Even so, the police can choose not to do so - when it has reasonable grounds to believe that retaining the DNA is either relevant to other ongoing prosecutions or investigations, or necessary to safeguard national security. 

If the police reject the application, the individual can appeal to a reviewing tribunal within 30 days of the police’s determination. 

“This current Bill changes the default - from automatic deletion to automatic retention. Why is there a shift in policy? Is it necessitated by a change in the law and order situation?” asked MP Murali Pillai (PAP-Bukit Batok).

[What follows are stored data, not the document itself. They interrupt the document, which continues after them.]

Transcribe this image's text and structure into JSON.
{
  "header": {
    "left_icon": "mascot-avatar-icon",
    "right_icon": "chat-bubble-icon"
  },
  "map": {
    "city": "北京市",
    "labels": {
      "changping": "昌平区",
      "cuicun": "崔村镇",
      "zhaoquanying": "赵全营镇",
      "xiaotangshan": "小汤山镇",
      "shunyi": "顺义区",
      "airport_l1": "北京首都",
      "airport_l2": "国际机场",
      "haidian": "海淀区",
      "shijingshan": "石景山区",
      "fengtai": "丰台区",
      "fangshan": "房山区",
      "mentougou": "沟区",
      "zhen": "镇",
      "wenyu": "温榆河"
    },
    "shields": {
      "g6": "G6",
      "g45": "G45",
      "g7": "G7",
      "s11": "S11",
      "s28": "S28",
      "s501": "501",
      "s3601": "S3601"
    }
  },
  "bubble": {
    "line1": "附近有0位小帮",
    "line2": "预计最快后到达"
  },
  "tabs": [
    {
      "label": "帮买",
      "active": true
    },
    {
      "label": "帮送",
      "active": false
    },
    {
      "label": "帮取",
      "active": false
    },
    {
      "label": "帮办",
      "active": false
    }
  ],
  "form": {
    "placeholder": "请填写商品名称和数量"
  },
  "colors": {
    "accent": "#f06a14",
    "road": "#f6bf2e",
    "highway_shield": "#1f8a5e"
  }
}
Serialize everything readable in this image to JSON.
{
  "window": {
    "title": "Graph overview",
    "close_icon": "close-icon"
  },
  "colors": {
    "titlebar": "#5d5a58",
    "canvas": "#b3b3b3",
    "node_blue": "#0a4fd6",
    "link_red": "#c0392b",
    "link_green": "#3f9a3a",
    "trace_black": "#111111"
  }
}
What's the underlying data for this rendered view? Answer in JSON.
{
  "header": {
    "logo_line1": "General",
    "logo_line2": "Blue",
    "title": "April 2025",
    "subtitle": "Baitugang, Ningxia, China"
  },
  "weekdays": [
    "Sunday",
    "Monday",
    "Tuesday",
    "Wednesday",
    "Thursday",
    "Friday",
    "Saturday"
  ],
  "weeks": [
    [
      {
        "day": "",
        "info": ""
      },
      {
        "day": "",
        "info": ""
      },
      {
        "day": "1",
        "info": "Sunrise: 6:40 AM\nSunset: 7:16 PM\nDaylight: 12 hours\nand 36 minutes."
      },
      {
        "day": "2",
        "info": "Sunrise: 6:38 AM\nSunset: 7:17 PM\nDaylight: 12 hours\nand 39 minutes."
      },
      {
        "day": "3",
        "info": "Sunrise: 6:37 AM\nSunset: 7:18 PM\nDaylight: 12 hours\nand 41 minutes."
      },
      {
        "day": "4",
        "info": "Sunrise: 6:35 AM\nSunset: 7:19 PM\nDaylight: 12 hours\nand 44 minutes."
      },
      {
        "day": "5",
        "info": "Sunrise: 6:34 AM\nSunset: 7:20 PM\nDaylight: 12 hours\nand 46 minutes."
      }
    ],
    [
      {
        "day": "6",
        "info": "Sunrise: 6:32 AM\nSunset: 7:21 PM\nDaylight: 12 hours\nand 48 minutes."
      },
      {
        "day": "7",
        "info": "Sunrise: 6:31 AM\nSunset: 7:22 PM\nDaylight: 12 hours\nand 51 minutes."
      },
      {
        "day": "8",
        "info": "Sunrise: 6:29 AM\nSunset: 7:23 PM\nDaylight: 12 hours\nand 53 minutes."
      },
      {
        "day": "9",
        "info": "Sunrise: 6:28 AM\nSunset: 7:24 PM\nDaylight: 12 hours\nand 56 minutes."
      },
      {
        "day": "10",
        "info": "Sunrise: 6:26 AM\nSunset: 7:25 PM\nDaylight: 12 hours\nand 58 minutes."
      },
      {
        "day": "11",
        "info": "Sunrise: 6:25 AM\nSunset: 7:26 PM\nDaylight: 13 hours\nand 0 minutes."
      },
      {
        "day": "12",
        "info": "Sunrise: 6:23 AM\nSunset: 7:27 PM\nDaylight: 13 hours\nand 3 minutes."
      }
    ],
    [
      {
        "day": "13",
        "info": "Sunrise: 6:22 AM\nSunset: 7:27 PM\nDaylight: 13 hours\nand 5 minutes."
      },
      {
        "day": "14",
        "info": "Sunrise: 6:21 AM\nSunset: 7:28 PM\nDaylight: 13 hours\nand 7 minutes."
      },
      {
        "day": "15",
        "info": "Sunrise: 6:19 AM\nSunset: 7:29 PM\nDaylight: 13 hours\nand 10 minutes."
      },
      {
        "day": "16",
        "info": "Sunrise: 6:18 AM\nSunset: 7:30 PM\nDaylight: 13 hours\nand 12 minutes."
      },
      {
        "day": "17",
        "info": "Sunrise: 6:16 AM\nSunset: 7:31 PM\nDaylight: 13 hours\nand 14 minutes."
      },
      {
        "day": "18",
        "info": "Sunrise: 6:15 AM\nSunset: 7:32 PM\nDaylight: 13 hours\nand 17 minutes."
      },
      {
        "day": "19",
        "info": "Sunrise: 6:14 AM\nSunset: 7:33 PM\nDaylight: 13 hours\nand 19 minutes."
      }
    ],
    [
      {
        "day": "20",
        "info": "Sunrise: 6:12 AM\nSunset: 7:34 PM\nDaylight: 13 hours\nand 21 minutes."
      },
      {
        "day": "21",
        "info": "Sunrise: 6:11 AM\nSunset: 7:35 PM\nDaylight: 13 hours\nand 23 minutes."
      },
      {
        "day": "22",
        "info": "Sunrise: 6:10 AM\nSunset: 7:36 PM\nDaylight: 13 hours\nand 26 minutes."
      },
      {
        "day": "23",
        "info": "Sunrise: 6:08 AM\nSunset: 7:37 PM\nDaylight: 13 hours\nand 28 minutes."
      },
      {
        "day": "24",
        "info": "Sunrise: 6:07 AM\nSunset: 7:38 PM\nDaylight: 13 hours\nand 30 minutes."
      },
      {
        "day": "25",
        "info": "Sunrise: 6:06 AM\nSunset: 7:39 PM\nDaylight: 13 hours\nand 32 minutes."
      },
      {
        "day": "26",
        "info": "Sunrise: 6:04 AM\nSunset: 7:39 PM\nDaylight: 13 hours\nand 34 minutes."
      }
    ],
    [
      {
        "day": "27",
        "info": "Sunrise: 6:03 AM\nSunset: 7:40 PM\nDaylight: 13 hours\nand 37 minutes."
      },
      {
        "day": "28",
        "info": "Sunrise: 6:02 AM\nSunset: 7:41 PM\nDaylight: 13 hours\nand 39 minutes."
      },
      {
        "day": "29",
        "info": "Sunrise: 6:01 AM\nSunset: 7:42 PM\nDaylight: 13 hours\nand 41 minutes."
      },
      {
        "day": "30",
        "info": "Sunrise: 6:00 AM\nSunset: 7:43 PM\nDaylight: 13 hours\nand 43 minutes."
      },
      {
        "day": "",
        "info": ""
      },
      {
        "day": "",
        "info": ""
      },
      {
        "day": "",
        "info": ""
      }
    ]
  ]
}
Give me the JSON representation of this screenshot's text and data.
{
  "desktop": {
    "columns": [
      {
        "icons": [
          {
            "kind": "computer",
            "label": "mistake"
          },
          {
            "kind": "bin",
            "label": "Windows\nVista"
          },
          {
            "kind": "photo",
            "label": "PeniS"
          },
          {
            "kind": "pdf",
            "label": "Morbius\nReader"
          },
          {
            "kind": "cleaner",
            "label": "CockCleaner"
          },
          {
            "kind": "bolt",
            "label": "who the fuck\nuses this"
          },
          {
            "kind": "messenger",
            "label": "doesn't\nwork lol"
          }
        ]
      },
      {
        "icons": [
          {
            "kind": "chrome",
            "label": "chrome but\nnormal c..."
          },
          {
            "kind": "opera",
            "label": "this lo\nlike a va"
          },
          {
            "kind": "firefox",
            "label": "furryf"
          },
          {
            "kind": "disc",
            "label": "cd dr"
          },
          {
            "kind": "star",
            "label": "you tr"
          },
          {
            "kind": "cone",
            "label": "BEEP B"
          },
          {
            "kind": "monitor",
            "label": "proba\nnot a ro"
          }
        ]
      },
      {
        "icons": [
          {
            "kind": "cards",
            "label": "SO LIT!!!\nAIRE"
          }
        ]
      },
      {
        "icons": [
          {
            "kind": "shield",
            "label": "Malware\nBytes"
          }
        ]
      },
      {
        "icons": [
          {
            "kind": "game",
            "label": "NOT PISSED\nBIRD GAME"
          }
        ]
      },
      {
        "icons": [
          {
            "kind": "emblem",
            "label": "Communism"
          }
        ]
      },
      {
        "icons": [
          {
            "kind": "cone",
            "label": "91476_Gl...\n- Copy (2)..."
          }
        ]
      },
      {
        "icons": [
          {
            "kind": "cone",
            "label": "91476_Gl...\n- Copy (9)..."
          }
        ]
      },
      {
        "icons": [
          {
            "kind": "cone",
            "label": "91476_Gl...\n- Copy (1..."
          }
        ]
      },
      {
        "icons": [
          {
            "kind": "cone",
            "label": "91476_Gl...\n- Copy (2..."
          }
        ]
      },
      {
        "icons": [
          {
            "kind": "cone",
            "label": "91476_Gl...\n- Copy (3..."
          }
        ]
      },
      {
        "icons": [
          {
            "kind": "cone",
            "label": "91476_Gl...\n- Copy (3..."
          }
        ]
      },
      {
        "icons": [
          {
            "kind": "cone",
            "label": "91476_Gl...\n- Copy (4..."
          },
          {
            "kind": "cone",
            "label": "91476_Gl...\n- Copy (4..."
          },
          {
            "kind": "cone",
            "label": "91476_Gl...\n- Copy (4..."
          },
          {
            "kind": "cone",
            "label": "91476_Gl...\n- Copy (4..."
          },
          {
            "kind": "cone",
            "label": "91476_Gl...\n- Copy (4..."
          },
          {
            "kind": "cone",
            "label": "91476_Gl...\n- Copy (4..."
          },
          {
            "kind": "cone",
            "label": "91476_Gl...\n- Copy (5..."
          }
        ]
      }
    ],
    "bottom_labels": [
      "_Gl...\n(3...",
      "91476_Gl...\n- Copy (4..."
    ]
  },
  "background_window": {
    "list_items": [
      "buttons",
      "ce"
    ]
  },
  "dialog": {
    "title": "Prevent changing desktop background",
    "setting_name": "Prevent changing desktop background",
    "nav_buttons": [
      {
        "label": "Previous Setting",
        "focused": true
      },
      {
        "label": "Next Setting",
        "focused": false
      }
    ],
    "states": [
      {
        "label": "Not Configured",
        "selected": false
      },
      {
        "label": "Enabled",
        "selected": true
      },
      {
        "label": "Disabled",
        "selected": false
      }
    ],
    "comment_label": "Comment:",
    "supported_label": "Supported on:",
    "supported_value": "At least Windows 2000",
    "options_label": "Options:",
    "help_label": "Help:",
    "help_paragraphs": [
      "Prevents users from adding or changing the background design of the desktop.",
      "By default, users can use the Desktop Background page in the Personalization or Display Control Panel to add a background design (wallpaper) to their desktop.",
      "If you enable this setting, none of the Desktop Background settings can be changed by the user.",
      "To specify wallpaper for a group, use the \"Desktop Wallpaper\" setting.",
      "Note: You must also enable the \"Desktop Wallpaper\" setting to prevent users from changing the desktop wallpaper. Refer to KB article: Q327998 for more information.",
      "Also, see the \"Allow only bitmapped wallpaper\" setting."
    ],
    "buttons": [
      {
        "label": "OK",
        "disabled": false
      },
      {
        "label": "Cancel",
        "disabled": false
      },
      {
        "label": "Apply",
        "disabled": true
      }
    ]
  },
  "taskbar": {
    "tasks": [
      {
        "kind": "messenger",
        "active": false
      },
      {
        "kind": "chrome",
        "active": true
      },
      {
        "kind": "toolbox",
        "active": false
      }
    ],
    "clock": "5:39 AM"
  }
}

“Why is it not preferable for the current mechanism of automatic removal to be maintained? The current system is fair to all, the proposed system appears to benefit those with the resources, the time, and the know-how to request for such a deletion.”

To this, Ms Sun replied that the database’s purpose is to assist in solving crime.

“When the acquitted accused applies to have his information removed, we will remove it except under two circumstances,” she said.

“Subject to that, it is in society's interest that there is a larger database of DNA. The DNA has to be collected and retained in acceptable ways.”

MPs Louis Ng (PAP-Nee Soon) and Sharael Taha (PAP-Pasir Ris-Punggol) also asked for more details on the process of seeking data removal.

Ms Sun noted that an individual will have to apply for removal online with their particulars and case details. The registrar will then review the application and provide an official reply within 30 days. 

Details of the application process will be made available on SPF’s website in due course, she added.

“When the registrar rejects … an individual's application to remove his (DNA) from the database, the registrar will notify the applicant and state the reasons for the rejection,” she said.

“If his data has been retained because there is an ongoing prosecution or investigation, the individual should be aware when these are concluded, such that he may reapply for expungement.”

If the person’s data is retained due to national security concerns, authorities will not be able to inform him when these concerns no longer exist, Ms Sun said.

“If he disagrees with the decision of the registrar, he can appeal to the reviewing tribunal. Even if the reviewing tribunal dismisses the appeal, the individual may be applied for removal at any time,” she said.